On Thursday, Oct. 18, Jordan, who spent the years he might have been in college as an actor on shows like “The Wire,” “All My Children” and “The Sopranos,” came to the AUC for the premiere of the “Creed III” promotional commercial for the MoSpArkHousers.
The movie star showed up on the campus during the week of Spelhouse’s homecoming with food trucks from Slutty Vegan, whose founder and CEO Pinky Cole attended Clark Atlanta University. Students scurried over to the big yellow, black and red accented truck to get food and a ticket to see the screening.
The young people then lined up outside of the AMC movie theater to get great seats to see the trailer of the movie that debuts on Friday, March 3, 2023.
Jordan said to the students, “This is the first-ever trailer to ‘Creed III,’ you guys are the first ever to see this in the world.”
Screams filled the theater; as Jordan was announced and came to the front, a video shared on the “Creed III” Instagram page showed.
“I know how tough it is to be a young creative, so I’m going to pull a couple of names and I’m going to give $3,000 to your education,” he said.

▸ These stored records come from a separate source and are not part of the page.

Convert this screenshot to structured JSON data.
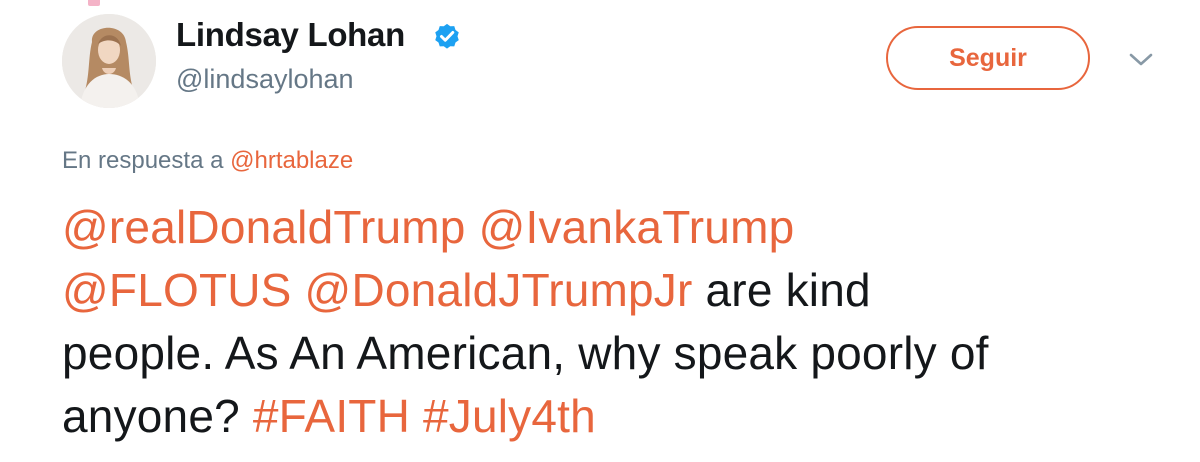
{
  "user": {
    "display_name": "Lindsay Lohan",
    "screen_name": "@lindsaylohan",
    "verified": true
  },
  "actions": {
    "follow_label": "Seguir",
    "more_icon": "chevron-down-icon"
  },
  "reply": {
    "prefix": "En respuesta a",
    "mention": "@hrtablaze"
  },
  "tweet": {
    "line1": {
      "m1": "@realDonaldTrump",
      "m2": "@IvankaTrump"
    },
    "line2": {
      "m1": "@FLOTUS",
      "m2": "@DonaldJTrumpJr",
      "text": "are kind"
    },
    "line3": {
      "text": "people. As An American, why speak poorly of"
    },
    "line4": {
      "text": "anyone?",
      "h1": "#FAITH",
      "h2": "#July4th"
    }
  },
  "colors": {
    "accent": "#e8663d",
    "verified": "#1da1f2",
    "secondary_text": "#657786",
    "primary_text": "#14171a"
  }
}
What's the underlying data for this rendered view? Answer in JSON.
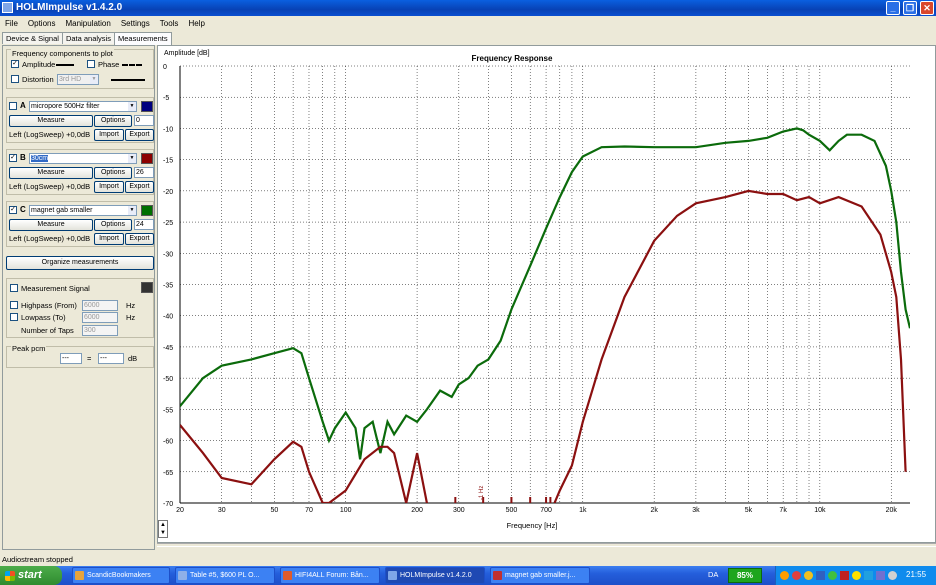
{
  "window": {
    "title": "HOLMImpulse  v1.4.2.0"
  },
  "menu": [
    "File",
    "Options",
    "Manipulation",
    "Settings",
    "Tools",
    "Help"
  ],
  "tabs": [
    "Device & Signal",
    "Data analysis",
    "Measurements"
  ],
  "components": {
    "title": "Frequency components to plot",
    "amplitude": "Amplitude",
    "phase": "Phase",
    "distortion": "Distortion",
    "distortion_value": "3rd HD"
  },
  "measurements": [
    {
      "letter": "A",
      "checked": false,
      "name": "micropore 500Hz filter",
      "color": "#00007f",
      "offset": "0",
      "info": "Left (LogSweep) +0,0dB"
    },
    {
      "letter": "B",
      "checked": true,
      "name": "30cm",
      "color": "#8b0000",
      "offset": "26",
      "info": "Left (LogSweep) +0,0dB"
    },
    {
      "letter": "C",
      "checked": true,
      "name": "magnet gab smaller",
      "color": "#007000",
      "offset": "24",
      "info": "Left (LogSweep) +0,0dB"
    }
  ],
  "buttons": {
    "measure": "Measure",
    "options": "Options",
    "import": "Import",
    "export": "Export",
    "organize": "Organize measurements"
  },
  "signal": {
    "title": "Measurement Signal",
    "highpass": "Highpass (From)",
    "highpass_value": "6000",
    "hz1": "Hz",
    "lowpass": "Lowpass (To)",
    "lowpass_value": "6000",
    "hz2": "Hz",
    "taps": "Number of Taps",
    "taps_value": "300"
  },
  "peak": {
    "title": "Peak pcm",
    "left": "---",
    "eq": "=",
    "right": "---",
    "unit": "dB"
  },
  "chart_data": {
    "type": "line",
    "title": "Frequency Response",
    "ylabel": "Amplitude [dB]",
    "xlabel": "Frequency [Hz]",
    "xscale": "log",
    "xlim": [
      20,
      24000
    ],
    "ylim": [
      -70,
      0
    ],
    "grid": true,
    "x_ticks": [
      "20",
      "30",
      "50",
      "70",
      "100",
      "200",
      "300",
      "500",
      "700",
      "1k",
      "2k",
      "3k",
      "5k",
      "7k",
      "10k",
      "20k"
    ],
    "x_tick_values": [
      20,
      30,
      50,
      70,
      100,
      200,
      300,
      500,
      700,
      1000,
      2000,
      3000,
      5000,
      7000,
      10000,
      20000
    ],
    "y_ticks": [
      "0",
      "-5",
      "-10",
      "-15",
      "-20",
      "-25",
      "-30",
      "-35",
      "-40",
      "-45",
      "-50",
      "-55",
      "-60",
      "-65",
      "-70"
    ],
    "y_tick_values": [
      0,
      -5,
      -10,
      -15,
      -20,
      -25,
      -30,
      -35,
      -40,
      -45,
      -50,
      -55,
      -60,
      -65,
      -70
    ],
    "series": [
      {
        "color": "#0b6b0b",
        "x": [
          20,
          25,
          30,
          40,
          50,
          60,
          65,
          70,
          80,
          85,
          90,
          100,
          110,
          115,
          120,
          130,
          140,
          150,
          160,
          180,
          200,
          220,
          250,
          280,
          300,
          330,
          360,
          400,
          450,
          500,
          600,
          700,
          800,
          900,
          1000,
          1200,
          1500,
          2000,
          2500,
          3000,
          4000,
          5000,
          6000,
          7000,
          8000,
          8500,
          9000,
          10000,
          11000,
          12000,
          13000,
          15000,
          17000,
          19000,
          20000,
          21000,
          22000,
          23000,
          24000
        ],
        "y": [
          -54.5,
          -50,
          -48,
          -47,
          -46,
          -45.2,
          -46,
          -50,
          -57,
          -60,
          -58,
          -55.5,
          -58,
          -63,
          -58,
          -57,
          -62,
          -57,
          -59,
          -56,
          -57,
          -55,
          -52,
          -53,
          -51,
          -50,
          -48,
          -47,
          -44,
          -39,
          -32,
          -26,
          -21,
          -17,
          -14.5,
          -13,
          -12.9,
          -13,
          -13,
          -13,
          -12.3,
          -12,
          -11.5,
          -10.5,
          -10,
          -10.3,
          -11,
          -12,
          -13.5,
          -12,
          -11,
          -11,
          -12,
          -16,
          -20,
          -25,
          -33,
          -39,
          -42
        ]
      },
      {
        "color": "#8b1010",
        "x": [
          20,
          25,
          30,
          40,
          50,
          60,
          65,
          70,
          80,
          85,
          100,
          120,
          140,
          150,
          160,
          180,
          200,
          220
        ],
        "y": [
          -57.5,
          -62,
          -66,
          -67,
          -63,
          -60.2,
          -61,
          -65,
          -70,
          -70,
          -68,
          -63,
          -61,
          -61,
          -62,
          -70,
          -62,
          -70
        ],
        "x2": [
          760,
          800,
          900,
          1000,
          1200,
          1500,
          2000,
          2500,
          3000,
          4000,
          5000,
          6000,
          7000,
          8000,
          9000,
          10000,
          12000,
          15000,
          18000,
          20000,
          21000,
          22000,
          23000
        ],
        "y2": [
          -70,
          -68,
          -64,
          -57,
          -47,
          -37,
          -28,
          -24,
          -22,
          -21,
          -20,
          -20.5,
          -20.5,
          -21.5,
          -21,
          -22,
          -21,
          -22.5,
          -27,
          -33,
          -37,
          -47,
          -65
        ]
      }
    ],
    "spike_label": "-1 Hz"
  },
  "status": "Audiostream stopped",
  "taskbar": {
    "start": "start",
    "items": [
      {
        "label": "ScandicBookmakers",
        "color": "#e8a33c"
      },
      {
        "label": "Table #5, $600 PL O...",
        "color": "#8fb0e8"
      },
      {
        "label": "HIFI4ALL Forum: Bån...",
        "color": "#e05b2b"
      },
      {
        "label": "HOLMImpulse  v1.4.2.0",
        "color": "#7fa6e8"
      },
      {
        "label": "magnet gab smaller.j...",
        "color": "#c03030"
      }
    ],
    "lang": "DA",
    "battery": "85%",
    "clock": "21:55"
  }
}
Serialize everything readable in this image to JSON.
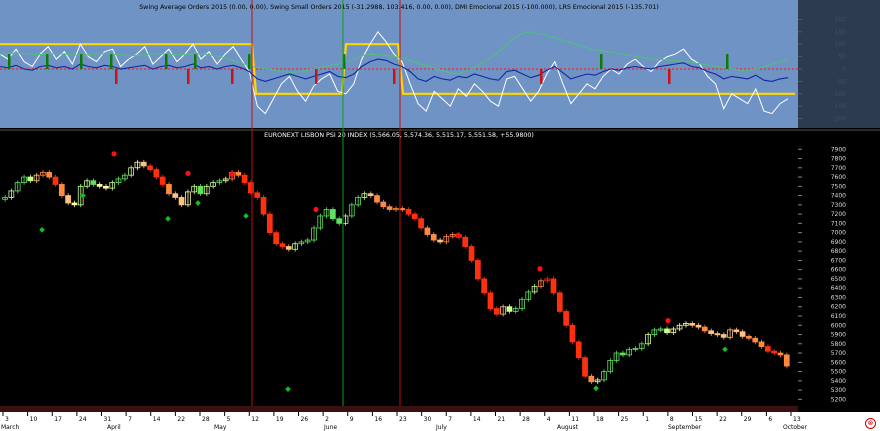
{
  "chart_data": [
    {
      "type": "line",
      "title": "Swing Average Orders 2015 (0.00, 0.00), Swing Small Orders 2015 (-31.2988, 103.416, 0.00, 0.00), DMI Emocional 2015 (-100.000), LRS Emocional 2015 (-135.701)",
      "ylim": [
        -230,
        230
      ],
      "y_ticks": [
        200,
        150,
        100,
        50,
        0,
        -50,
        -100,
        -150,
        -200
      ],
      "zero_line": 0,
      "series": [
        {
          "name": "yellow_state",
          "color": "#ffd700",
          "segments": [
            [
              0,
              100
            ],
            [
              252,
              100
            ],
            [
              256,
              -100
            ],
            [
              342,
              -100
            ],
            [
              346,
              100
            ],
            [
              398,
              100
            ],
            [
              403,
              -100
            ],
            [
              795,
              -100
            ]
          ]
        },
        {
          "name": "white_osc",
          "color": "#ffffff",
          "values": [
            60,
            40,
            80,
            30,
            10,
            60,
            90,
            40,
            70,
            20,
            100,
            50,
            30,
            70,
            80,
            10,
            40,
            60,
            90,
            20,
            50,
            80,
            30,
            60,
            100,
            40,
            70,
            20,
            60,
            90,
            40,
            -10,
            -150,
            -180,
            -120,
            -60,
            -30,
            -90,
            -130,
            -70,
            -40,
            -20,
            -90,
            -100,
            -60,
            40,
            100,
            150,
            110,
            60,
            30,
            -60,
            -140,
            -170,
            -90,
            -120,
            -150,
            -80,
            -110,
            -60,
            -90,
            -130,
            -150,
            -40,
            -30,
            -80,
            -130,
            -90,
            -20,
            30,
            -60,
            -140,
            -100,
            -60,
            -80,
            -30,
            0,
            -20,
            20,
            40,
            10,
            -10,
            30,
            50,
            60,
            80,
            40,
            20,
            -30,
            -60,
            -160,
            -100,
            -120,
            -140,
            -80,
            -170,
            -180,
            -140,
            -120
          ]
        },
        {
          "name": "blue_line",
          "color": "#1028a0",
          "values": [
            10,
            5,
            15,
            0,
            -5,
            10,
            15,
            5,
            10,
            0,
            20,
            10,
            5,
            15,
            10,
            0,
            5,
            10,
            15,
            0,
            10,
            15,
            5,
            10,
            20,
            5,
            10,
            0,
            10,
            15,
            5,
            -10,
            -40,
            -50,
            -40,
            -30,
            -20,
            -30,
            -40,
            -30,
            -20,
            -10,
            -30,
            -35,
            -20,
            10,
            30,
            40,
            35,
            20,
            10,
            -10,
            -40,
            -50,
            -30,
            -40,
            -45,
            -30,
            -35,
            -20,
            -30,
            -40,
            -45,
            -10,
            -5,
            -20,
            -35,
            -25,
            -5,
            10,
            -15,
            -40,
            -30,
            -20,
            -25,
            -10,
            0,
            -5,
            5,
            10,
            5,
            0,
            10,
            15,
            20,
            25,
            10,
            5,
            -10,
            -20,
            -40,
            -30,
            -35,
            -40,
            -25,
            -45,
            -50,
            -40,
            -35
          ]
        },
        {
          "name": "green_line",
          "color": "#4fbf7f",
          "values": [
            60,
            62,
            65,
            63,
            60,
            58,
            60,
            62,
            60,
            58,
            55,
            57,
            60,
            62,
            60,
            58,
            56,
            55,
            57,
            60,
            62,
            60,
            58,
            57,
            60,
            62,
            60,
            55,
            50,
            40,
            30,
            20,
            10,
            5,
            0,
            -5,
            -10,
            -15,
            -10,
            -5,
            0,
            10,
            15,
            20,
            30,
            40,
            55,
            60,
            58,
            55,
            50,
            45,
            35,
            25,
            15,
            5,
            -5,
            -15,
            -20,
            -10,
            0,
            20,
            40,
            60,
            90,
            120,
            140,
            150,
            145,
            140,
            130,
            120,
            110,
            100,
            90,
            80,
            75,
            70,
            65,
            60,
            55,
            50,
            45,
            40,
            38,
            35,
            33,
            30,
            25,
            20,
            15,
            10,
            5,
            0,
            -5,
            -5,
            0,
            10,
            20,
            30,
            40
          ]
        },
        {
          "name": "red_dotted",
          "color": "#ff2020",
          "values": [
            0
          ]
        }
      ],
      "histogram_up": [
        [
          8,
          1
        ],
        [
          46,
          1
        ],
        [
          80,
          1
        ],
        [
          110,
          1
        ],
        [
          165,
          1
        ],
        [
          194,
          1
        ],
        [
          248,
          1
        ],
        [
          343,
          1
        ],
        [
          600,
          1
        ],
        [
          726,
          1
        ]
      ],
      "histogram_down": [
        [
          115,
          1
        ],
        [
          187,
          1
        ],
        [
          231,
          1
        ],
        [
          315,
          1
        ],
        [
          393,
          1
        ],
        [
          540,
          1
        ],
        [
          668,
          1
        ]
      ],
      "grid": false
    },
    {
      "type": "candlestick",
      "title": "EURONEXT LISBON PSI 20 INDEX (5,566.05, 5,574.36, 5,515.17, 5,551.58, +55.9800)",
      "ylim": [
        5150,
        8000
      ],
      "y_ticks": [
        7900,
        7800,
        7700,
        7600,
        7500,
        7400,
        7300,
        7200,
        7100,
        7000,
        6900,
        6800,
        6700,
        6600,
        6500,
        6400,
        6300,
        6200,
        6100,
        6000,
        5900,
        5800,
        5700,
        5600,
        5500,
        5400,
        5300,
        5200
      ],
      "closes": [
        7380,
        7450,
        7540,
        7600,
        7560,
        7620,
        7650,
        7600,
        7520,
        7400,
        7320,
        7300,
        7500,
        7560,
        7520,
        7500,
        7480,
        7540,
        7580,
        7620,
        7700,
        7760,
        7720,
        7680,
        7600,
        7520,
        7420,
        7380,
        7300,
        7440,
        7500,
        7420,
        7500,
        7540,
        7560,
        7580,
        7650,
        7620,
        7540,
        7430,
        7380,
        7200,
        7000,
        6880,
        6850,
        6820,
        6880,
        6900,
        6920,
        7050,
        7180,
        7250,
        7150,
        7100,
        7180,
        7300,
        7380,
        7420,
        7400,
        7330,
        7280,
        7250,
        7260,
        7250,
        7200,
        7150,
        7050,
        6980,
        6920,
        6900,
        6960,
        6980,
        6950,
        6850,
        6700,
        6500,
        6350,
        6180,
        6120,
        6200,
        6150,
        6180,
        6280,
        6360,
        6420,
        6480,
        6500,
        6350,
        6150,
        6000,
        5820,
        5650,
        5450,
        5390,
        5410,
        5500,
        5620,
        5700,
        5680,
        5740,
        5750,
        5800,
        5900,
        5950,
        5960,
        5920,
        5960,
        6000,
        6020,
        6000,
        5980,
        5940,
        5910,
        5900,
        5870,
        5950,
        5930,
        5880,
        5860,
        5820,
        5770,
        5720,
        5700,
        5680,
        5560
      ],
      "markers_up": [
        [
          42,
          7030
        ],
        [
          83,
          7400
        ],
        [
          168,
          7150
        ],
        [
          198,
          7320
        ],
        [
          246,
          7180
        ],
        [
          288,
          5310
        ],
        [
          596,
          5320
        ],
        [
          725,
          5740
        ]
      ],
      "markers_down": [
        [
          114,
          7850
        ],
        [
          188,
          7640
        ],
        [
          232,
          7630
        ],
        [
          316,
          7250
        ],
        [
          458,
          6970
        ],
        [
          540,
          6610
        ],
        [
          668,
          6050
        ]
      ],
      "grid": false
    }
  ],
  "x_axis": {
    "day_labels": [
      "3",
      "10",
      "17",
      "24",
      "31",
      "7",
      "14",
      "22",
      "28",
      "5",
      "12",
      "19",
      "26",
      "2",
      "9",
      "16",
      "23",
      "30",
      "7",
      "14",
      "21",
      "28",
      "4",
      "11",
      "18",
      "25",
      "1",
      "8",
      "15",
      "22",
      "29",
      "6",
      "13"
    ],
    "month_labels": [
      "March",
      "April",
      "May",
      "June",
      "July",
      "August",
      "September",
      "October"
    ]
  }
}
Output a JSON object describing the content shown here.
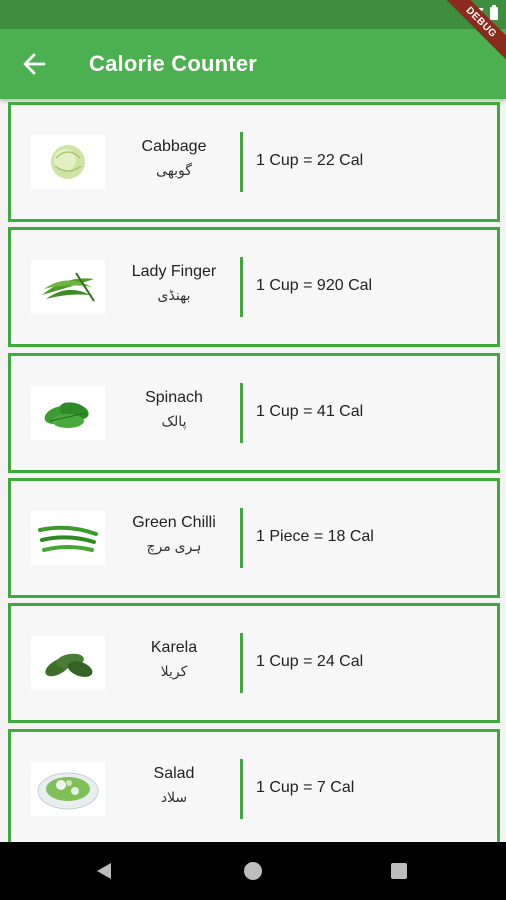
{
  "app_bar": {
    "title": "Calorie Counter"
  },
  "debug_banner": "DEBUG",
  "items": [
    {
      "name": "Cabbage",
      "urdu": "گوبھی",
      "calories": "1 Cup = 22 Cal",
      "icon": "cabbage-icon"
    },
    {
      "name": "Lady Finger",
      "urdu": "بھنڈی",
      "calories": "1 Cup = 920 Cal",
      "icon": "lady-finger-icon"
    },
    {
      "name": "Spinach",
      "urdu": "پالک",
      "calories": "1 Cup = 41 Cal",
      "icon": "spinach-icon"
    },
    {
      "name": "Green Chilli",
      "urdu": "ہری مرچ",
      "calories": "1 Piece = 18 Cal",
      "icon": "green-chilli-icon"
    },
    {
      "name": "Karela",
      "urdu": "کریلا",
      "calories": "1 Cup = 24 Cal",
      "icon": "karela-icon"
    },
    {
      "name": "Salad",
      "urdu": "سلاد",
      "calories": "1 Cup = 7 Cal",
      "icon": "salad-icon"
    }
  ],
  "colors": {
    "primary": "#4caf50",
    "status_bar": "#3e8e3f",
    "accent_border": "#3eaa3b"
  }
}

One smiley-faced Spelmanite said, “This pays all of my student debt.”
After he gave out the checks, he also shared with the audience that at the time of the springtime release, they all will be getting tickets to see the film.
Premiering the trailer at the AUC was intentional, according to comments made by the actor at a press conference.
“A lot of things that are going on in this movie I feel like would help them have some clarity and relate to sometimes tough decisions that you have to go through as you become an adult,” said Jordan.
“Just understanding what the HBCU culture does to incubate Black excellence,” he said. “And how it’s nurtured, grown and developed, it’s a pivotal time for these students of who they were going into college, who they’re becoming and who they will be when they leave and go off into the world.”
The AUC is actually the epitome of this. Founded in 1929, its official name is the Atlanta University Center Consortium, Inc., and it is the world’s largest consortium of African- American private institutions of higher education.
According to the AUC’s official website, the following schools are members: “Atlanta University, founded in 1865, and Clark College founded in 1869, merged to form Clark Atlanta University in 1988, a leading private, historically black doctoral research university. Morehouse College, established in 1867, is the nation’s largest private liberal arts college for men. Formed in 1881, Spelman College is a highly selective liberal arts college for women.”
“The Consortium’s newest member institution, Morehouse School of Medicine was formed in 1974 and is one of the nation’s most widely recognized community-based medical schools,” the history continues to explain. “Because of the close proximity of the institutions, the boards of trustees and presidents of the colleges began to assess ways in which they could utilize their services and resources more effectively and efficiently. Thus, the Atlanta University Center Consortium was formed to coordinate and manage the cooperative efforts of various programs and services offered by the colleges.”
“While no longer members of the Consortium, Morris Brown College founded in 1881, and the Interdenominational Theological Center founded in 1958, are largely significant to the Consortium’s rich legacy,” it reads. Its important to note that Morris Brown College did receive change its most recent accreditation.
Not Jordan’s only connection to HBCUs
In 2021, he was a founding member of the Invesco QQQ Legacy Classic — a college basketball showcase; he also partnered with MaC Venture Capital and Serena Ventures to present $1,000,000 to an HBCU startup founder.
His most intimate connection is through his brother Khalid, who was recruited to play football at Howard University, starting in the Fall of 2010.